News of advanced talks between the U.S. rivals on a merger to forge a group with a market capitalization of over $120 billion broke this week, amid reports that this could be followed up by a split into companies focused on agriculture, speciality chemicals and materials.

Both Dow and DuPont declined to comment on Wednesday.Whether as a newly created company or a subsidiary of a huge parent, it could create a petrochemical business with research operations in top consumer China, manufacturing in the trading hub of Singapore and feedstock facilities in two of the main export hubs, Saudi Arabia and the United States.

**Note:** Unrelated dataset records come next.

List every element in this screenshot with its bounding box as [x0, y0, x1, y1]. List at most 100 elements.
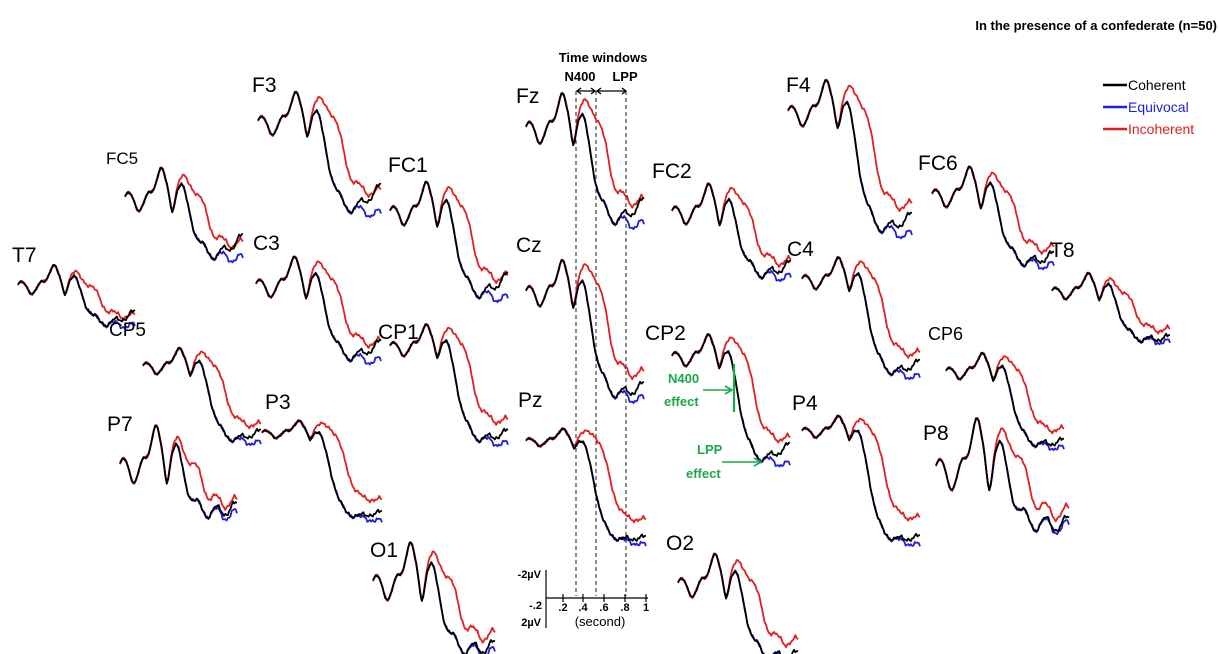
figure-title: In the presence of a confederate (n=50) — [975, 18, 1217, 33]
channel-label-p3: P3 — [265, 391, 291, 414]
channel-waveforms-p8 — [936, 418, 1069, 534]
channel-label-o1: O1 — [370, 539, 398, 562]
channel-waveforms-t8 — [1052, 273, 1170, 345]
lpp-effect-label-line1: LPP — [697, 442, 723, 457]
window-label-lpp: LPP — [612, 69, 638, 84]
channel-label-c4: C4 — [787, 238, 814, 261]
waveform-p3-coherent — [262, 420, 382, 518]
channel-label-t7: T7 — [12, 244, 37, 267]
waveform-p8-coherent — [936, 418, 1069, 531]
n400-effect-label-line1: N400 — [668, 371, 699, 386]
channel-label-fz: Fz — [516, 85, 539, 108]
channel-waveforms-fc6 — [932, 166, 1054, 269]
waveform-cz-incoherent — [526, 260, 644, 380]
scale-tick-label-3: .8 — [620, 602, 629, 614]
channel-label-o2: O2 — [666, 532, 694, 555]
scale-y-bottom-label: 2µV — [521, 617, 541, 629]
waveform-fc5-incoherent — [125, 167, 243, 249]
waveform-c4-incoherent — [802, 257, 920, 358]
waveform-cp2-incoherent — [672, 334, 790, 443]
waveform-o2-equivocal — [678, 554, 798, 654]
waveform-t7-coherent — [18, 265, 135, 327]
waveform-f4-incoherent — [788, 80, 912, 211]
waveform-f3-coherent — [258, 92, 381, 213]
window-arrows — [577, 88, 626, 94]
channel-label-cz: Cz — [516, 234, 542, 257]
channel-waveforms-p4 — [802, 415, 920, 546]
scale-tick-label-2: .6 — [599, 602, 608, 614]
window-boundaries — [576, 91, 626, 596]
lpp-effect-label-line2: effect — [686, 466, 721, 481]
waveform-c4-equivocal — [802, 257, 920, 379]
window-label-n400: N400 — [564, 69, 595, 84]
channel-waveforms-f3 — [258, 92, 381, 218]
waveform-t8-coherent — [1052, 273, 1170, 342]
scale-tick-label-4: 1 — [643, 602, 649, 614]
waveform-cp6-equivocal — [946, 353, 1064, 450]
waveform-o2-coherent — [678, 554, 798, 654]
scale-x-start-label: -.2 — [529, 600, 542, 612]
time-windows-title: Time windows — [559, 50, 648, 65]
waveform-cp5-incoherent — [143, 348, 261, 429]
channel-waveforms-c3 — [256, 256, 381, 364]
waveform-p3-incoherent — [262, 420, 382, 502]
waveform-p7-incoherent — [120, 425, 237, 510]
channel-waveforms-c4 — [802, 257, 920, 379]
channel-label-f3: F3 — [252, 74, 277, 97]
waveform-fc2-coherent — [672, 184, 791, 278]
waveform-layer — [18, 80, 1170, 654]
waveform-p8-incoherent — [936, 418, 1069, 522]
scale-bar: -2µV 2µV -.2 .2 .4 .6 .8 1 (second) — [518, 569, 650, 629]
waveform-o2-incoherent — [678, 554, 798, 648]
waveform-fc6-equivocal — [932, 167, 1054, 270]
channel-label-fc6: FC6 — [918, 152, 958, 175]
channel-label-p7: P7 — [107, 413, 133, 436]
waveform-fc1-incoherent — [390, 182, 508, 284]
channel-waveforms-pz — [526, 428, 646, 546]
channel-waveforms-p7 — [120, 425, 237, 520]
waveform-cp6-incoherent — [946, 353, 1064, 434]
channel-label-fc2: FC2 — [652, 160, 692, 183]
waveform-fc5-coherent — [125, 168, 243, 260]
channel-label-p8: P8 — [923, 422, 949, 445]
channel-waveforms-fc1 — [390, 182, 508, 303]
channel-label-cp1: CP1 — [378, 321, 419, 344]
effect-annotations: N400 effect LPP effect — [664, 364, 761, 481]
waveform-c3-incoherent — [256, 256, 381, 348]
waveform-fc1-coherent — [390, 182, 508, 298]
waveform-fc6-coherent — [932, 167, 1054, 266]
waveform-t8-incoherent — [1052, 273, 1170, 334]
waveform-pz-incoherent — [526, 428, 646, 522]
scale-x-unit: (second) — [575, 614, 626, 629]
channel-label-pz: Pz — [518, 389, 543, 412]
channel-label-cp6: CP6 — [928, 324, 963, 344]
channel-label-t8: T8 — [1050, 239, 1075, 262]
waveform-f4-coherent — [788, 80, 912, 232]
waveform-cp5-coherent — [143, 348, 261, 442]
n400-effect-label-line2: effect — [664, 394, 699, 409]
waveform-p4-incoherent — [802, 415, 920, 520]
waveform-c3-coherent — [256, 257, 381, 361]
waveform-p4-coherent — [802, 416, 920, 541]
waveform-c4-coherent — [802, 257, 920, 375]
waveform-cp5-equivocal — [143, 348, 261, 445]
channel-waveforms-cp6 — [946, 353, 1064, 451]
channel-waveforms-fc2 — [672, 183, 791, 281]
waveform-fc6-incoherent — [932, 166, 1054, 254]
channel-label-f4: F4 — [786, 74, 811, 97]
waveform-t8-equivocal — [1052, 273, 1170, 345]
scale-tick-label-1: .4 — [578, 602, 588, 614]
waveform-f3-incoherent — [258, 92, 381, 198]
channel-label-fc1: FC1 — [388, 154, 428, 177]
waveform-f4-equivocal — [788, 80, 912, 239]
channel-label-fc5: FC5 — [106, 149, 138, 168]
legend: Coherent Equivocal Incoherent — [1103, 77, 1194, 137]
legend-label-coherent: Coherent — [1128, 77, 1186, 93]
channel-label-cp2: CP2 — [645, 322, 686, 345]
channel-waveforms-fc5 — [125, 167, 243, 262]
channel-labels: F3 FC5 T7 FC1 C3 CP5 CP1 P3 P7 O1 Fz Cz … — [12, 74, 1075, 562]
channel-label-cp5: CP5 — [109, 320, 146, 341]
legend-label-incoherent: Incoherent — [1128, 121, 1194, 137]
channel-waveforms-p3 — [262, 420, 382, 522]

Such a combination would offer a challenge to Asia's established players such as Japan's Sumitomo Chemical (>> Sumitomo Chemical Co Ltd), Taiwan's Formosa Petrochemical Corporation (>> Formosa Petrochemical Corporation) and South Korea's Lotte Chemical (>> Lotte Chemical Corp).

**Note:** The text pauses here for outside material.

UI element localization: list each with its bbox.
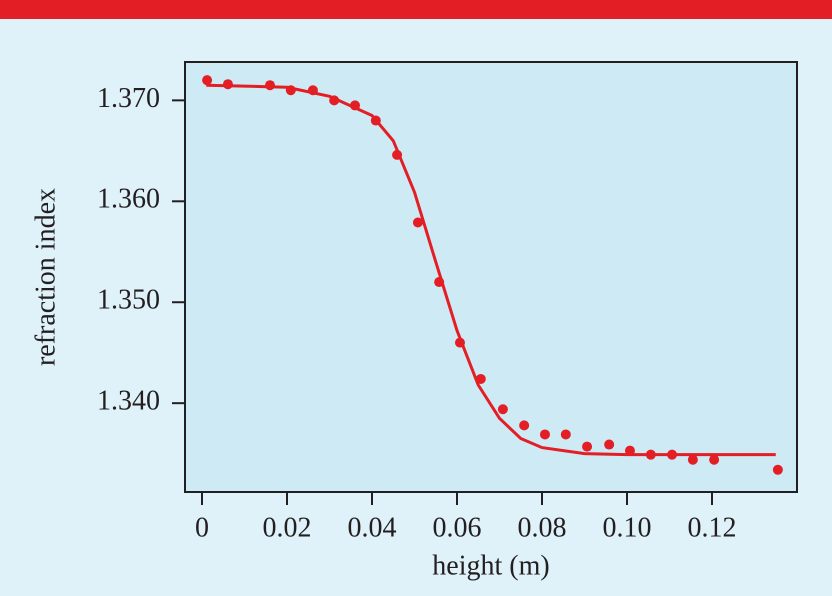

"Anyone who is in that realm could be a little bit daunted," said Ee Foong Ewe, vice-president for ICIS in Asia, an energy and petrochemical consultancy.

He said that a merger would allow the firms to consolidate production and focus on growth areas in Asia.

Dow Chemical and DuPont have already benefited from the U.S. shale boom that has provided cheap feedstock to allow them to produce petrochemicals more cheaply.

So far, Asia-Pacific is the second smallest region for the companies behind North America and Europe-Middle East-Africa but ahead of Latin America. Their combined 2014 sales for Asia-Pacific were $16.84 billion, or 18 percent of joint sales.

This is only slightly below Sumitomo Chemical's global sales of $19.5 billion in 2014 and over half of Taiwan's Formosa's worldwide sales of $30 billion.

An often overlooked part of the oil industry, petrochemicals are used in manufacturing and construction, and also in all forms of plastics.

Analysts say global revenues could approach $1 trillion early next decade and the industry is currently benefiting from the almost two-thirds fall in crude oil prices since 2014, resulting in healthy margins.

With demand in North America and Europe peaking due to slow growth and pressure to use less plastic, established chemical firms are seeking new markets.

This has shifted their focus to Asia, where demand for petrochemicals and plastics, in particular, remains strong.

Dow Chemical and DuPont have independently invested in petrochemical research laboratories in Shanghai, employing hundreds of scientists.

DuPont has three manufacturing sites in Singapore, while Dow Chemical has invested in petrochemical export facilities in Saudi Arabia, where Sadara Chemical, Dow's joint venture with state-run oil firm Saudi Aramco, started operations this month.

A source at a large petrochemical firm in South Korea said he did not expect an immediate impact on the market if there was a merger, but said given the potential size of any deal his group was closely watching events.